On October 21 and 22, 2021, experts met to highlight recent research findings and remaining questions about lung homeostasis, repair, and remodeling. Presenters and discussants covered basic research, clinical investigation, and the latest ’omics technologies used to understand mechanisms of airway remodeling and ways to reverse it. Sessions focused on (1) realizing the promise of ’omics and other new technologies; (2) embracing cellular diversity; and (3) triggers and paths to remodeling. All presentations addressed health disparities and sex and gender influences. The format consisted of short talks in each session followed by moderated Q&A with panelists. Each session held a breakout to discuss the gaps and opportunities in each session’s topic areas. The virtual meeting had over 330 participants with a wide range of expertise, clinical and research focus. The workshop was organized by the NHLBI Division of Lung Diseases.
The workshop discussed challenges related to lung cell homeostasis and pathways driving remodeling and repair. This workshop was an opportunity to share new research, discuss gaps in the field, and suggest the next steps with respect to gaining a better understanding of the current issues and how to promote translation to the clinic. This workshop brought together experts from various fields of research to share their insights, begin partnerships, foster collaborations, and provide ideas for the future research needs in these topics.
The workshop presentations and discussions centered around the following key topic areas:
Session 1: Realizing the Promise of ’omics and Other New Technologies
This session introduced the use of new technologies such as single-cell genomics which enable a granular look at molecular changes and can reveal the heterogeneity and subpopulations of cells in the lung. Single-cell RNA sequencing (scRNAseq) technology enables researchers to identify associations between mRNA and corresponding cells. Additionally, single cell multi-omics can reveal novel cell types and cell changes to provide a deeper understanding of homeostasis and remodeling. Combined with other technologies such as CRISPR and other ’omics, an increased granularity can be achieved at the molecular level. These technologies can delineate single-cell gene expression and changes across thousands of cells in parallel, using high multiplex CRISPR screens and Assay for Transposase-Accessible Chromatin with high-throughput sequencing (ATAC-seq), a method for mapping chromatin accessibility genome-wide. Spatial genomics technologies allow 2D visualization of gene expression for each cell with spatial coordinates within tissues, capturing biologically relevant information in a spatial context. Through this microscopy-based approach, thousands of genes can be detected in tens of thousands of cells in parallel at very high resolution. Further, novel lineage tracing with single-cell genomics can provide additional insight into cell fate through remodeling and homeostasis. In parallel, great advances have been made with organoid models, which continue to be improved as models of human lung disease.

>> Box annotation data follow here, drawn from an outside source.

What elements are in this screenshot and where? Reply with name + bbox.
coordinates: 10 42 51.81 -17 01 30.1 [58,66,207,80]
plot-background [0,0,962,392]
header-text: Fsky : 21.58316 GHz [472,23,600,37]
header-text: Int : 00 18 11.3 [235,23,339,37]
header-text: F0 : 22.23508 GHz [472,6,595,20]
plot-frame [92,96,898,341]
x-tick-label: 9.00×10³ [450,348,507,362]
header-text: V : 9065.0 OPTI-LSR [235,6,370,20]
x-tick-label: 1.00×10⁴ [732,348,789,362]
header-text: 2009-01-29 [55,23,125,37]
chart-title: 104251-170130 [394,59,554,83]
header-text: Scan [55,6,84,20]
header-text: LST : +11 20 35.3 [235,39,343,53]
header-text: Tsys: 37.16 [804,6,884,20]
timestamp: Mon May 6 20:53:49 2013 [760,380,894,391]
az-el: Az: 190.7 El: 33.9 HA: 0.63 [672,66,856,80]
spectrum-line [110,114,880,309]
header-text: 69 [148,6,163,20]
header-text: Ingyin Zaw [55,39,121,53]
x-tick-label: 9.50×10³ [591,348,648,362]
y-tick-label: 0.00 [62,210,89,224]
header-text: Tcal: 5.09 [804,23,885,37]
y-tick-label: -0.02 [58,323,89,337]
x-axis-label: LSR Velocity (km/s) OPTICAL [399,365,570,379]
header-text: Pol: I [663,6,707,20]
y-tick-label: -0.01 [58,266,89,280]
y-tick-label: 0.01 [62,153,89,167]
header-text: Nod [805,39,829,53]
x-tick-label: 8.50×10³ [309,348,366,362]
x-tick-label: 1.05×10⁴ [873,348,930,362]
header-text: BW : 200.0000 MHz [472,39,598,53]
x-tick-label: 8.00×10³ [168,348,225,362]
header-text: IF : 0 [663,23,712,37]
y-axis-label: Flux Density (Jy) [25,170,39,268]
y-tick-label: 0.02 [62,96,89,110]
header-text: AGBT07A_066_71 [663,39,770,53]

Session 2: Embracing Cellular Diversity
In this session, speakers continued with themes presented in Session 1 and described how new ’omics and technologies can reveal cellular diversity in lung cell types and function, and how lung structure changes during remodeling and disease progression. New cell types and fates were described, along with their implications for disease progression and therapeutic targeting. Researchers noted the importance of locating and understanding regional differences in the airways, in order to better understand what is normal biology versus regions of abnormal tissue composition. A case was made for continuing to characterize the cell types present across different airway regions in order to understand the initiation sites of lung disease and how these cells have different characteristics in lung diseases. (Interstitial lung disease [ILD], fibrosis, COVID-related lung disease and pneumonia, and chronic obstructive pulmonary disease [COPD] were given as examples.) Throughout Sessions 1 and 2, speakers addressed how they have used these technologies to identify the roles of specific cell types in lung development, homeostasis, and disease, including AT2 cells, fibroblasts, vascular smooth muscle cells, endothelial cells, epithelial cells, resident macrophages, and neuroendocrine cells.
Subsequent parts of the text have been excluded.